An EBA spokeswoman didn’t immediately respond to a voicemail seeking comment. The authority, whose members include supervisors from the euro region and other European Union countries such as the U.K., was set up in 2011 to harmonize banking rules. The ECB will become a full member of the EBA when it starts supervising euro-area lenders later this year.
If the ECB determines that the impact of its fictional recession on markets would push a bank’s capital as a percentage of its risk-weighted assets below 6 percent, the lender would then be required to raise capital within a particular time to shore up its defenses.

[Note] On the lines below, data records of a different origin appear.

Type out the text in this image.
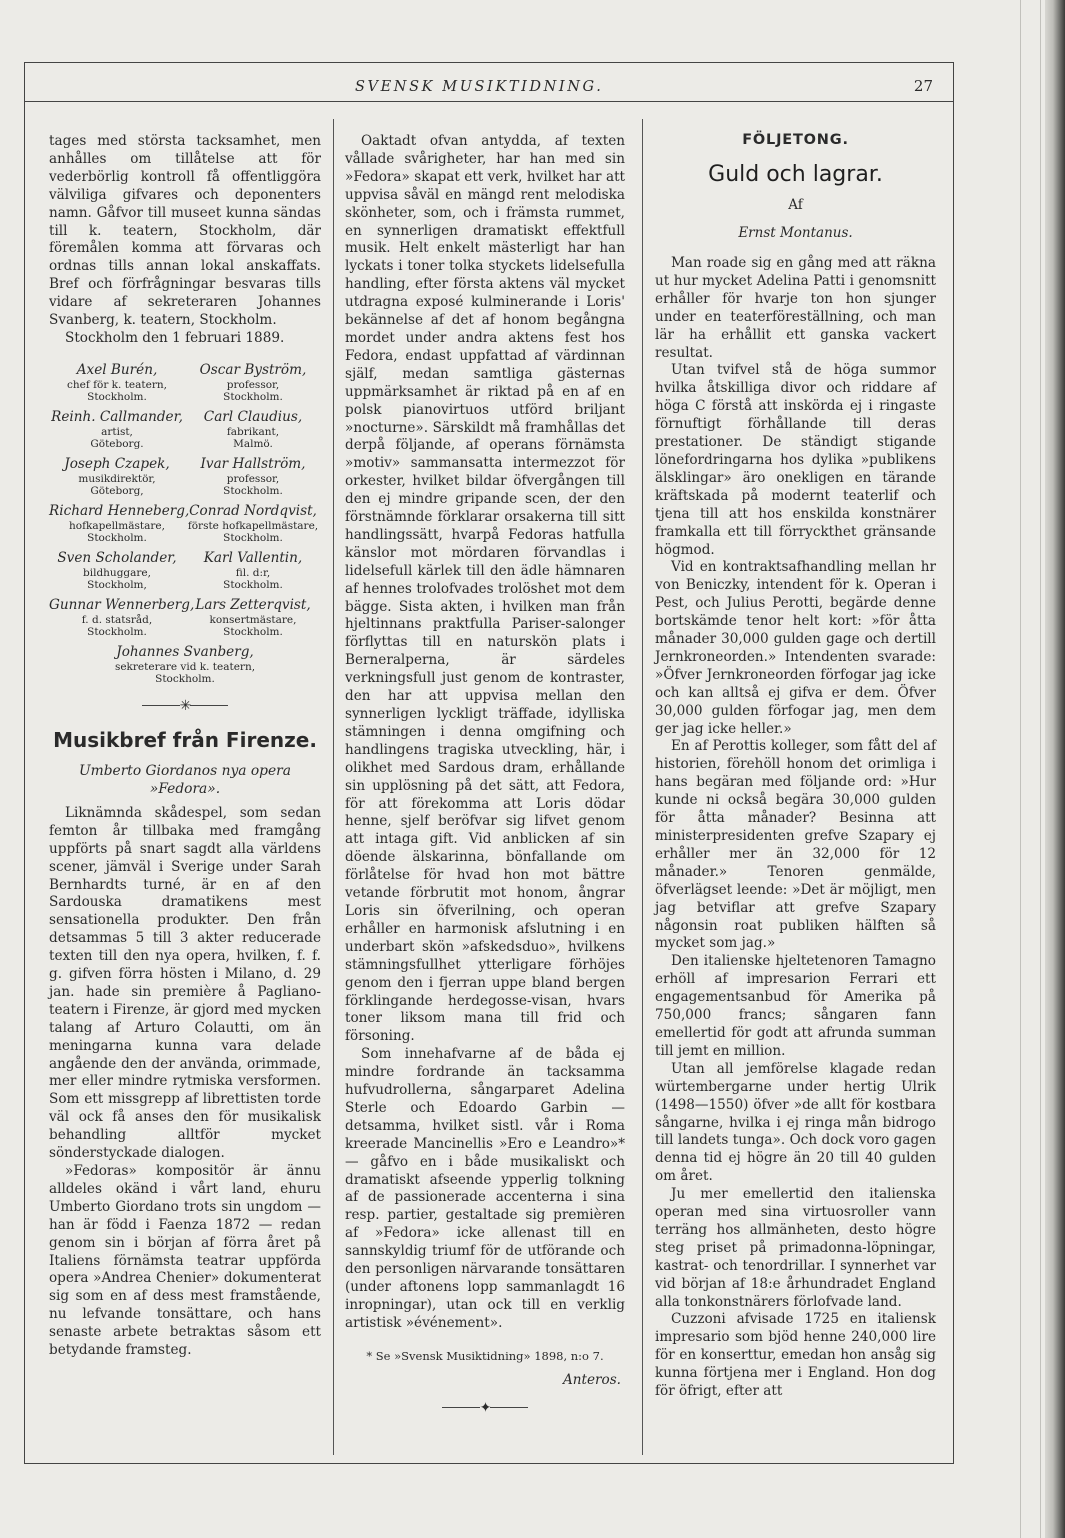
SVENSK MUSIKTIDNING.	27

tages med största tacksamhet, men anhålles om tillåtelse att för vederbörlig kontroll få offentliggöra välviliga gifvares och deponenters namn. Gåfvor till museet kunna sändas till k. teatern, Stockholm, där föremålen komma att förvaras och ordnas tills annan lokal anskaffats. Bref och förfrågningar besvaras tills vidare af sekreteraren Johannes Svanberg, k. teatern, Stockholm.

Stockholm den 1 februari 1889.

Axel Burén,
chef för k. teatern,
Stockholm.
Oscar Byström,
professor,
Stockholm.
Reinh. Callmander,
artist,
Göteborg.
Carl Claudius,
fabrikant,
Malmö.
Joseph Czapek,
musikdirektör,
Göteborg,
Ivar Hallström,
professor,
Stockholm.
Richard Henneberg,
hofkapellmästare,
Stockholm.
Conrad Nordqvist,
förste hofkapellmästare,
Stockholm.
Sven Scholander,
bildhuggare,
Stockholm,
Karl Vallentin,
fil. d:r,
Stockholm.
Gunnar Wennerberg,
f. d. statsråd,
Stockholm.
Lars Zetterqvist,
konsertmästare,
Stockholm.
Johannes Svanberg,
sekreterare vid k. teatern,
Stockholm.
✳
Musikbref från Firenze.
Umberto Giordanos nya opera »Fedora».

Liknämnda skådespel, som sedan femton år tillbaka med framgång uppförts på snart sagdt alla världens scener, jämväl i Sverige under Sarah Bernhardts turné, är en af den Sardouska dramatikens mest sensationella produkter. Den från detsammas 5 till 3 akter reducerade texten till den nya opera, hvilken, f. f. g. gifven förra hösten i Milano, d. 29 jan. hade sin première å Pagliano-teatern i Firenze, är gjord med mycken talang af Arturo Colautti, om än meningarna kunna vara delade angående den der använda, orimmade, mer eller mindre rytmiska versformen. Som ett missgrepp af librettisten torde väl ock få anses den för musikalisk behandling alltför mycket sönderstyckade dialogen.

»Fedoras» kompositör är ännu alldeles okänd i vårt land, ehuru Umberto Giordano trots sin ungdom — han är född i Faenza 1872 — redan genom sin i början af förra året på Italiens förnämsta teatrar uppförda opera »Andrea Chenier» dokumenterat sig som en af dess mest framstående, nu lefvande tonsättare, och hans senaste arbete betraktas såsom ett betydande framsteg.

Oaktadt ofvan antydda, af texten vållade svårigheter, har han med sin »Fedora» skapat ett verk, hvilket har att uppvisa såväl en mängd rent melodiska skönheter, som, och i främsta rummet, en synnerligen dramatiskt effektfull musik. Helt enkelt mästerligt har han lyckats i toner tolka styckets lidelsefulla handling, efter första aktens väl mycket utdragna exposé kulminerande i Loris' bekännelse af det af honom begångna mordet under andra aktens fest hos Fedora, endast uppfattad af värdinnan själf, medan samtliga gästernas uppmärksamhet är riktad på en af en polsk pianovirtuos utförd briljant »nocturne». Särskildt må framhållas det derpå följande, af operans förnämsta »motiv» sammansatta intermezzot för orkester, hvilket bildar öfvergången till den ej mindre gripande scen, der den förstnämnde förklarar orsakerna till sitt handlingssätt, hvarpå Fedoras hatfulla känslor mot mördaren förvandlas i lidelsefull kärlek till den ädle hämnaren af hennes trolofvades trolöshet mot dem bägge. Sista akten, i hvilken man från hjeltinnans praktfulla Pariser-salonger förflyttas till en naturskön plats i Berneralperna, är särdeles verkningsfull just genom de kontraster, den har att uppvisa mellan den synnerligen lyckligt träffade, idylliska stämningen i denna omgifning och handlingens tragiska utveckling, här, i olikhet med Sardous dram, erhållande sin upplösning på det sätt, att Fedora, för att förekomma att Loris dödar henne, sjelf beröfvar sig lifvet genom att intaga gift. Vid anblicken af sin döende älskarinna, bönfallande om förlåtelse för hvad hon mot bättre vetande förbrutit mot honom, ångrar Loris sin öfverilning, och operan erhåller en harmonisk afslutning i en underbart skön »afskedsduo», hvilkens stämningsfullhet ytterligare förhöjes genom den i fjerran uppe bland bergen förklingande herdegosse-visan, hvars toner liksom mana till frid och försoning.

Som innehafvarne af de båda ej mindre fordrande än tacksamma hufvudrollerna, sångarparet Adelina Sterle och Edoardo Garbin — detsamma, hvilket sistl. vår i Roma kreerade Mancinellis »Ero e Leandro»* — gåfvo en i både musikaliskt och dramatiskt afseende ypperlig tolkning af de passionerade accenterna i sina resp. partier, gestaltade sig premièren af »Fedora» icke allenast till en sannskyldig triumf för de utförande och den personligen närvarande tonsättaren (under aftonens lopp sammanlagdt 16 inropningar), utan ock till en verklig artistisk »événement».

* Se »Svensk Musiktidning» 1898, n:o 7.
Anteros.
✦
FÖLJETONG.
Guld och lagrar.
Af
Ernst Montanus.

Man roade sig en gång med att räkna ut hur mycket Adelina Patti i genomsnitt erhåller för hvarje ton hon sjunger under en teaterföreställning, och man lär ha erhållit ett ganska vackert resultat.

Utan tvifvel stå de höga summor hvilka åtskilliga divor och riddare af höga C förstå att inskörda ej i ringaste förnuftigt förhållande till deras prestationer. De ständigt stigande lönefordringarna hos dylika »publikens älsklingar» äro onekligen en tärande kräftskada på modernt teaterlif och tjena till att hos enskilda konstnärer framkalla ett till förryckthet gränsande högmod.

Vid en kontraktsafhandling mellan hr von Beniczky, intendent för k. Operan i Pest, och Julius Perotti, begärde denne bortskämde tenor helt kort: »för åtta månader 30,000 gulden gage och dertill Jernkroneorden.» Intendenten svarade: »Öfver Jernkroneorden förfogar jag icke och kan alltså ej gifva er dem. Öfver 30,000 gulden förfogar jag, men dem ger jag icke heller.»

En af Perottis kolleger, som fått del af historien, förehöll honom det orimliga i hans begäran med följande ord: »Hur kunde ni också begära 30,000 gulden för åtta månader? Besinna att ministerpresidenten grefve Szapary ej erhåller mer än 32,000 för 12 månader.» Tenoren genmälde, öfverlägset leende: »Det är möjligt, men jag betviflar att grefve Szapary någonsin roat publiken hälften så mycket som jag.»

Den italienske hjeltetenoren Tamagno erhöll af impresarion Ferrari ett engagementsanbud för Amerika på 750,000 francs; sångaren fann emellertid för godt att afrunda summan till jemt en million.

Utan all jemförelse klagade redan würtembergarne under hertig Ulrik (1498—1550) öfver »de allt för kostbara sångarne, hvilka i ej ringa mån bidrogo till landets tunga». Och dock voro gagen denna tid ej högre än 20 till 40 gulden om året.

Ju mer emellertid den italienska operan med sina virtuosroller vann terräng hos allmänheten, desto högre steg priset på primadonna-löpningar, kastrat- och tenordrillar. I synnerhet var vid början af 18:e århundradet England alla tonkonstnärers förlofvade land.

Cuzzoni afvisade 1725 en italiensk impresario som bjöd henne 240,000 lire för en konserttur, emedan hon ansåg sig kunna förtjena mer i England. Hon dog för öfrigt, efter att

The stress test “has to be credible or trust can’t return to Europe’s banking industry,” Juergen Fitschen, co-chief executive officer of Deutsche Bank AG, said at an event in Berlin yesterday. “This has to work as otherwise Europe will suffer and growth won’t develop as we want.”
The U.S. Federal Reserve set a minimum 5 percent Tier 1 common ratio for stress tests on the nation’s largest banks to be held this year. That may not be directly comparable with the euro-area test as methodologies could differ.

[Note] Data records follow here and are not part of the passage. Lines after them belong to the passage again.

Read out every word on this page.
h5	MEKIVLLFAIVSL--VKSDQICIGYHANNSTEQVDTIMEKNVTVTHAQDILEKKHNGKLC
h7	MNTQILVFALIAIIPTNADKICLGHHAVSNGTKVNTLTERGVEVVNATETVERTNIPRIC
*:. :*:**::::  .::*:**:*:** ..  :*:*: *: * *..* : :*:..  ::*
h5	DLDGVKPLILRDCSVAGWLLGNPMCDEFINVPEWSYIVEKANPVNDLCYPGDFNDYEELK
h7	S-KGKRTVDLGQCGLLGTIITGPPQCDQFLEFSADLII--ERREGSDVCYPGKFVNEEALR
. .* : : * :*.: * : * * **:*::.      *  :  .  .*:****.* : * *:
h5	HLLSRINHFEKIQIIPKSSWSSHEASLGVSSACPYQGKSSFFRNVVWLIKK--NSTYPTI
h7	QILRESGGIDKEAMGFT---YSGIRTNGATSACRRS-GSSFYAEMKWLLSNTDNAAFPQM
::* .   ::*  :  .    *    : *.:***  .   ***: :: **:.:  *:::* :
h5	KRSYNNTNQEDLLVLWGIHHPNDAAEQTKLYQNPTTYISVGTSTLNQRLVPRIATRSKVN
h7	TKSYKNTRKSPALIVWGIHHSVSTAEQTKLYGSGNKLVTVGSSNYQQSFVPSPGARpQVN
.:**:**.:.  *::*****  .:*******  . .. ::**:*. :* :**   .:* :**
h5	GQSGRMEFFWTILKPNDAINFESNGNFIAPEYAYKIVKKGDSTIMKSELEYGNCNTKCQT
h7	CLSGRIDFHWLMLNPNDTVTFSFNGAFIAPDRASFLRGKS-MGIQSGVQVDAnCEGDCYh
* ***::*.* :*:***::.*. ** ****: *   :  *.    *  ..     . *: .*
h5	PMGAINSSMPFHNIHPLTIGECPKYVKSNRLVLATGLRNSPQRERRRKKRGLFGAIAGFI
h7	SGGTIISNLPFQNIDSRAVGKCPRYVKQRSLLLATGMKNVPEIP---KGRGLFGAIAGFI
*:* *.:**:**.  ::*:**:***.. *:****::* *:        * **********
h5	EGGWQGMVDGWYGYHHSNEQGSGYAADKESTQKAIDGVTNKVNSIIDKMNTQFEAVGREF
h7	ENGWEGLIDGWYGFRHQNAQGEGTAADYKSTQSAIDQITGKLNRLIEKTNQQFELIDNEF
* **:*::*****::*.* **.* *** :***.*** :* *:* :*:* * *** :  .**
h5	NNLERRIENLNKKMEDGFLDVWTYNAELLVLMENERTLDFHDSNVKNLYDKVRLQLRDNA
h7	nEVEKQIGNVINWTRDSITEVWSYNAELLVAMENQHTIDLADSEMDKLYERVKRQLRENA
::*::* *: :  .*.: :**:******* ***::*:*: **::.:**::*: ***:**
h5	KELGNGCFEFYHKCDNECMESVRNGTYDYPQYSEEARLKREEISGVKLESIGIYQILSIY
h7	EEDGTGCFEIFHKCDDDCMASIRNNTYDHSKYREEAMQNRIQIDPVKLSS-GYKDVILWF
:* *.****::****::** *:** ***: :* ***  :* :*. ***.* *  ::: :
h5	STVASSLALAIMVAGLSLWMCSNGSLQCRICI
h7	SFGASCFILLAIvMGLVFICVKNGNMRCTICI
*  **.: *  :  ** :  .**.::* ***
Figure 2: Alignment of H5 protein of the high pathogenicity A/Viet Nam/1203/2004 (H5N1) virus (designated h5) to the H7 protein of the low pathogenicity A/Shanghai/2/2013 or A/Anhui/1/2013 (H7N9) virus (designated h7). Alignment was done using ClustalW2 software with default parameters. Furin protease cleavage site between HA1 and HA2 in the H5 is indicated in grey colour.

The ECB’s stress test is the third part of its Comprehensive Assessment of bank balance sheets. The second part, the Asset Quality Review, evaluates lenders’ health under current economic and financial conditions, and sets a minimum capital requirement of 8 percent. That figure was reported by Bloomberg News on Oct. 22 and confirmed by the ECB a day later.
ECB Executive Board member Yves Mersch announced some parameters for the stress test last year, including that it will cover a three-year period. He said the basic economic scenario, before hypothetical adverse events are applied, would use European Commission growth forecasts.
Elements yet to be provided include full details of the treatment of government bonds on bank balance sheets, and clarification of what counts as capital. The Fed stress tests define capital to be equity.
The setting of the capital requirement is partly determined by the severity of the economic model used. In 2011, the EBA’s “adverse scenario” included a drop in economic output of 4 percentage points from the baseline, implying an increase in unemployment and a decline in house prices. The people didn’t say if the details of the ECB’s stress scenario have been settled.
Draghi said in October that officials won’t shy away from declaring that banks have failed the stress test.
“Banks do need to fail” to prove the credibility of the exercise, Draghi said in a Bloomberg Television interview. “If they do have to fail, they have to fail. There’s no question about that.”